# List of 2D definite integrals not reducible to products of 1D integrals

I'm writing numerical integration routines for 2D surface integrals. To test it, I'm looking for a list of definite integrals which have analytic forms. I need

• Integrals in polar coordinates over the unit disk
• Integrals over the unit square
• Integrals over triangles and convex hulls
• Integrals over all $\mathbb{R}^{2}$ and the half-plane

I already have many tests for integrals which can be reduced to products of 1D integrals, so I was hoping to find more that are not reducible in this way.
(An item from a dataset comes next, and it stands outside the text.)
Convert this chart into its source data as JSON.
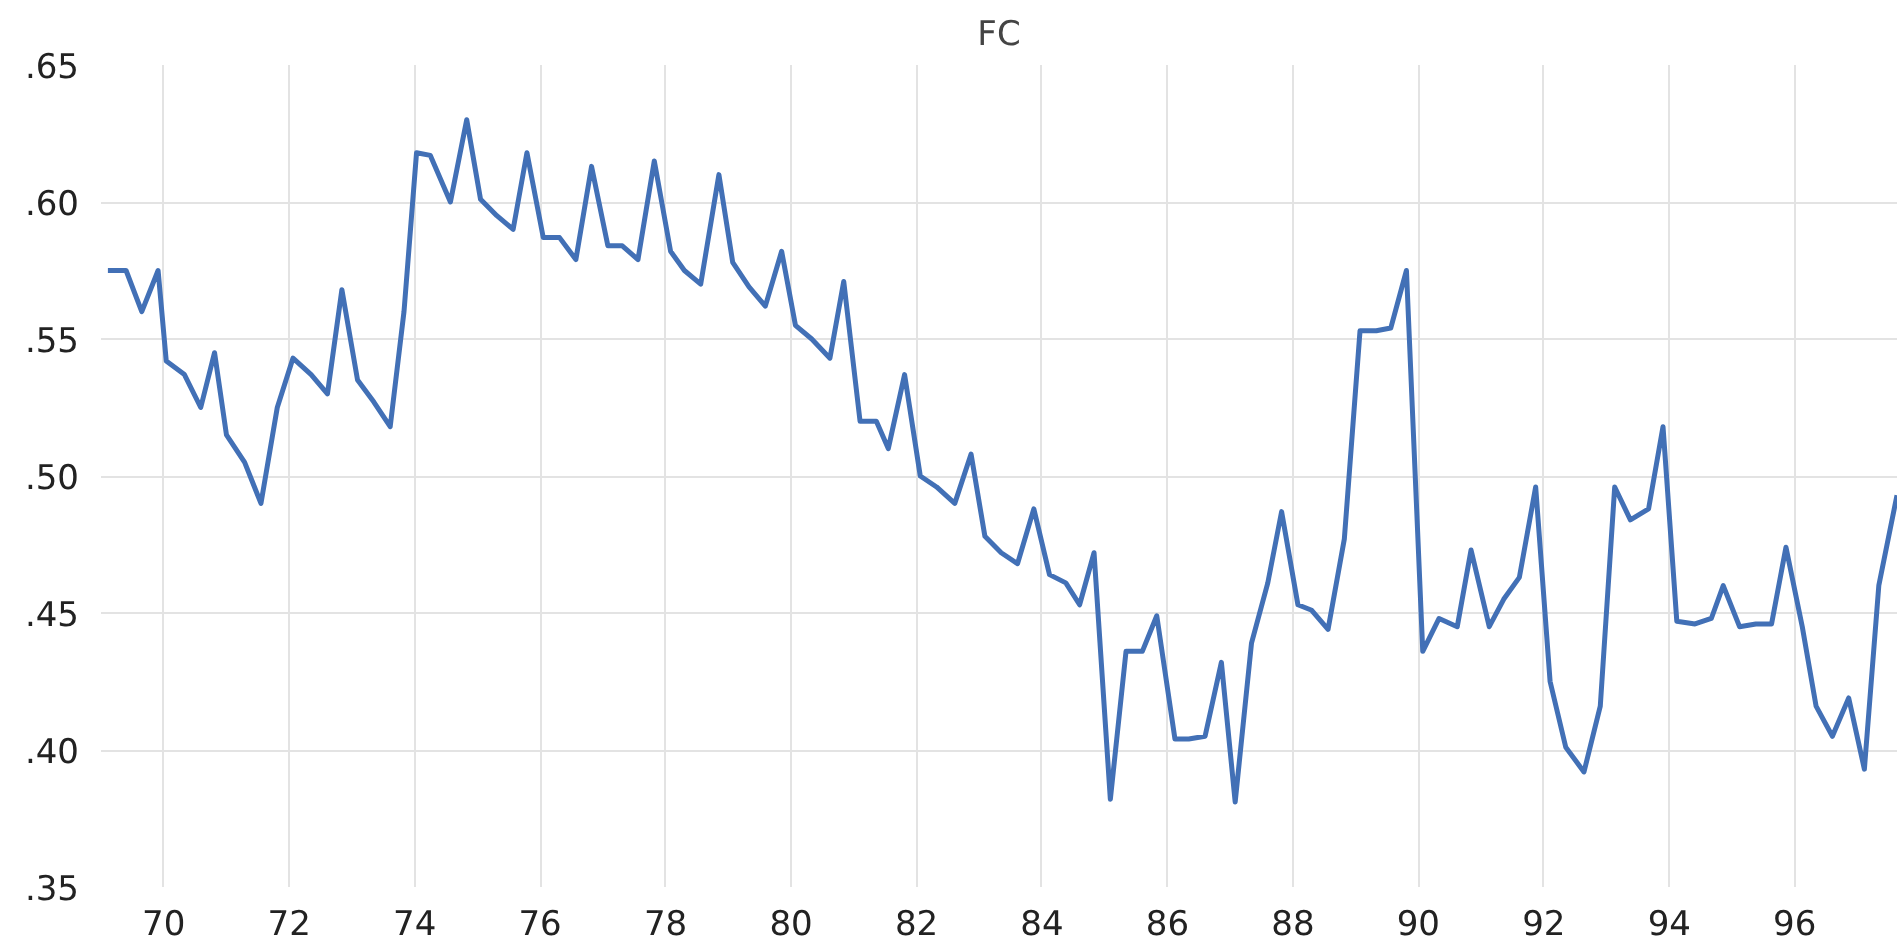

I've check Abramowitz & Stegun, the CRC Standard Mathematical Tables & Formulae, and googled around but haven't found enough examples to really challenge the routine and as such I was hoping that the good people of math.se had some truly enjoyable 2D surface integrals they could show me!

Thanks!

Here's what I've found thus far:

• $\int_{2}^{3} \int_{1}^{\infty} x^{-y} \mathrm{d}x \mathrm{d}y = \ln(2)$
• $\int_{0}^{1} \int_{0}^{1} \frac{x}{\sqrt{x^2 + y^2}} \, \mathrm{d}x \mathrm{d}y = \frac{1}{2}(\ln(\sqrt{2}+1) + \sqrt{2} -1)$
• $\int_{0}^{1} \int_{0}^{1} \frac{1}{1-xy} \, \mathrm{d}x \mathrm{d}y = \frac{\pi^2}{6}$

References are also appreciated.